Developers have the option of deriving their own classes from ActionTable and ActionItem, but are not required to do either. Only ActionCallback is required to be derived.
Developers will derive their own class from ActionItem only in rare cases. The default implementation of this class stores internal strings for its name, description, category, icon, etc. In some cases this might lead to duplicate storage if that information is stored elsewhere. In that case, you might want to provided a specialization of this class for memory efficiency.
The ActionTable class also has several virtual methods that the developer might want to implement. All these methods have default implementations, so specializing this class is not required unless special behavior is needed.
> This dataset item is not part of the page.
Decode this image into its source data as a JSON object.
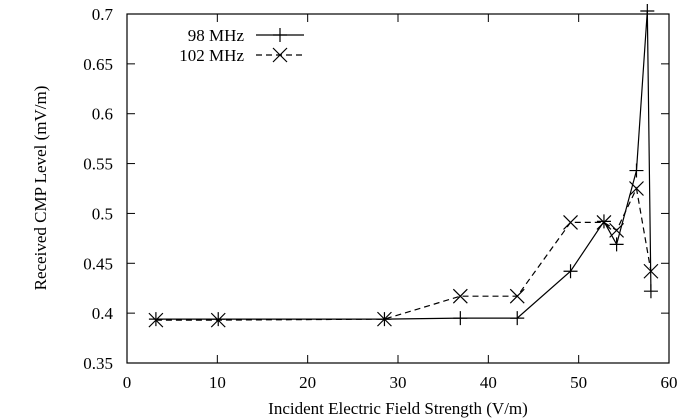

The default handlers for some of the handlers may not be appropriate. For example ActionTable::IsEnabled() returns TRUE in every case in the default implementation. If you want command to be disabled under some conditions, then you will need to build a specialization of ActionTable and implement this method. The methods of ActionTable that you might want to implement are:
You only need to implement the last two methods if your table uses command identifiers that are not persistent from session to session. An example of this is the ActionTable that exports scripts from MAXScript. This system reads all the scripts in your system and assigns command IDs that are based on the order the scripts are read from the file. This might change from session to session, so when we want a persistent ID to write out to our keyboard or CUI files, we need one that doesn't change. For scripts, it writes the name of the script concatenated with the category of the script. The ReadPersistent ActionId takes that string and returns its integer command ID for the current session.
For tables that use constant integer identifiers that don' t change from session to session, like the FDD example in the section on Building Action Tables there is no need to implement these method.